I would like to talk about some of the big ideas that were conceived in the past and became realities. Here are just a few:
1. To become a domain name registrar. This was an early idea that worked out especially well. :)
2. To offer private domain registrations. Go Daddy was the first registrar to offer these.
3. To purchase our own root certificate and become a secure (SSL) certificate authority.
4. To create our own domain name after market.
5. To create Wild West Domains so resellers could offer their customers Go Daddy's products at Go Daddy prices (or at whatever prices they want to charge) and to do it under their own name, or their own website without Go Daddy's name getting involved.
The list of ideas goes on and on. The point is that all of these steps were big ideas that came from "aha" moments! And I daresay that each resulted from us just talking about our business and somebody saying "you know what would be kind of cool?" And bingo, the next thing you know, there's another big idea.
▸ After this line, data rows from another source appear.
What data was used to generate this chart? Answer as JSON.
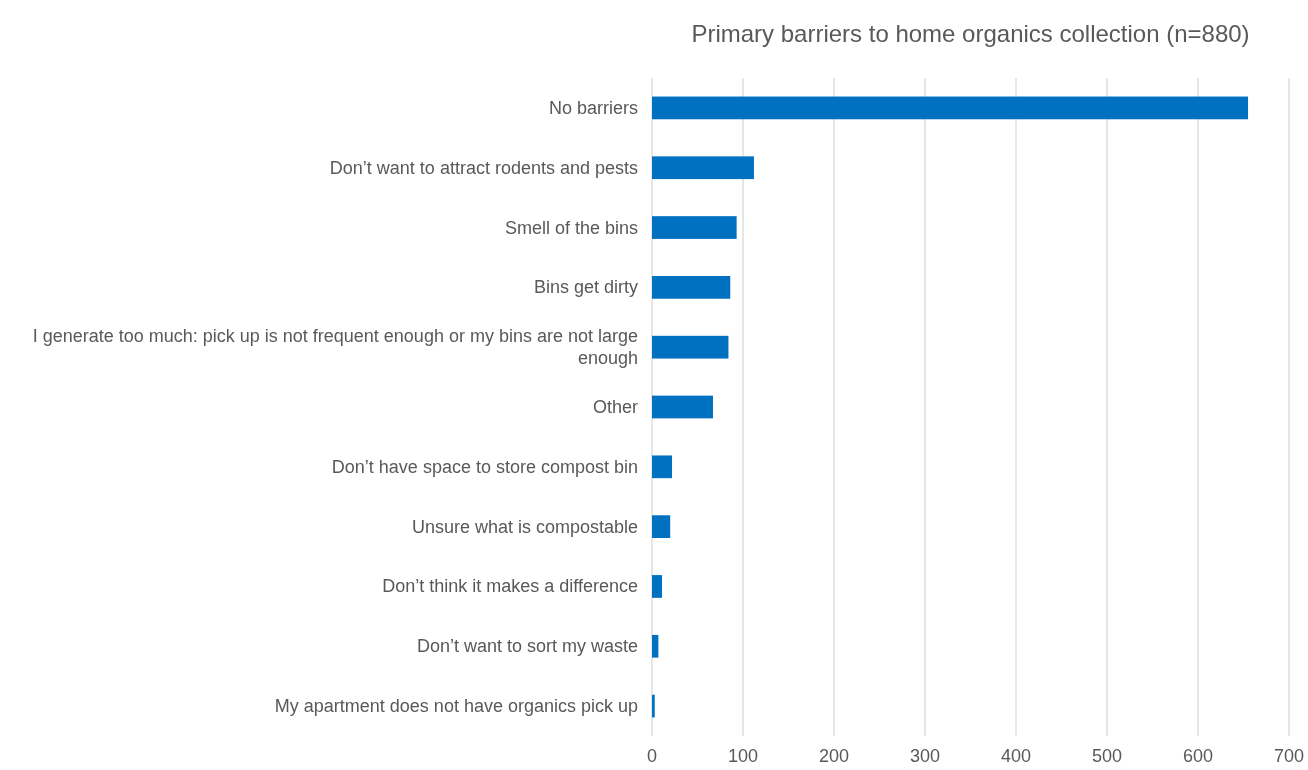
{
  "chart_data": {
    "type": "bar",
    "orientation": "horizontal",
    "title": "Primary barriers to home organics collection (n=880)",
    "categories": [
      "No barriers",
      "Don’t want to attract rodents and pests",
      "Smell of the bins",
      "Bins get dirty",
      "I generate too much: pick up is not frequent enough or my bins are not large enough",
      "Other",
      "Don’t have space to store compost bin",
      "Unsure what is compostable",
      "Don’t think it makes a difference",
      "Don’t want to sort my waste",
      "My apartment does not have organics pick up"
    ],
    "values": [
      655,
      112,
      93,
      86,
      84,
      67,
      22,
      20,
      11,
      7,
      3
    ],
    "color": "#0070c0",
    "xlim": [
      0,
      700
    ],
    "xticks": [
      0,
      100,
      200,
      300,
      400,
      500,
      600,
      700
    ],
    "grid": "x"
  }
}
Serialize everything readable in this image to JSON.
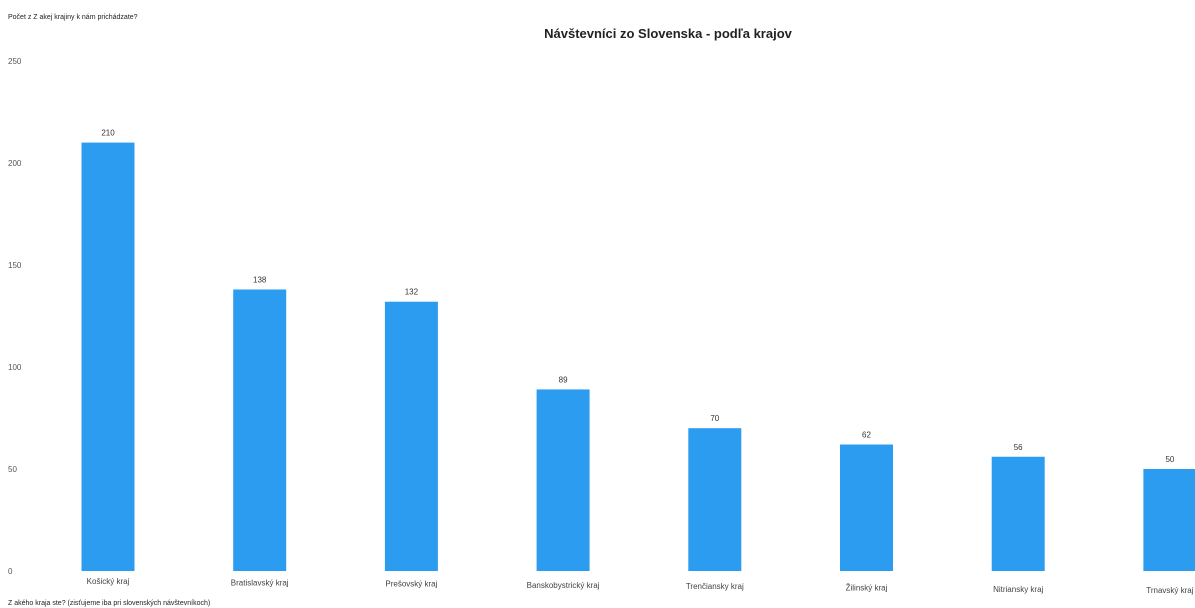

How to make big ideas happen.
So here's my tip. Take time - preferably away from your business -- and talk about your business with your employees. Talk about what's right and talk about what's wrong. During your discussions, you should have no particular goal in mind other than open conversation. Remember you're just talking about the business. You're not giving anyone a performance review. You just want to know how they see things, and it's important that you share with them how you see things. That way the information exchange will rise to a good level and flow both ways.
Now suppose you are a struggling entrepreneur -- like I once was -- and you don't have employees. Then maybe you can instead talk with someone who is familiar with your business. This could be a peer or maybe one of your vendors, or your spouse. I think the process of talking about your business is healthy and will help bubble up ideas.
The payoff could be huge!
At worse case, you'll definitely learn a few things about your business. You might also be pleasantly surprised and find yourself face to face with the next big idea.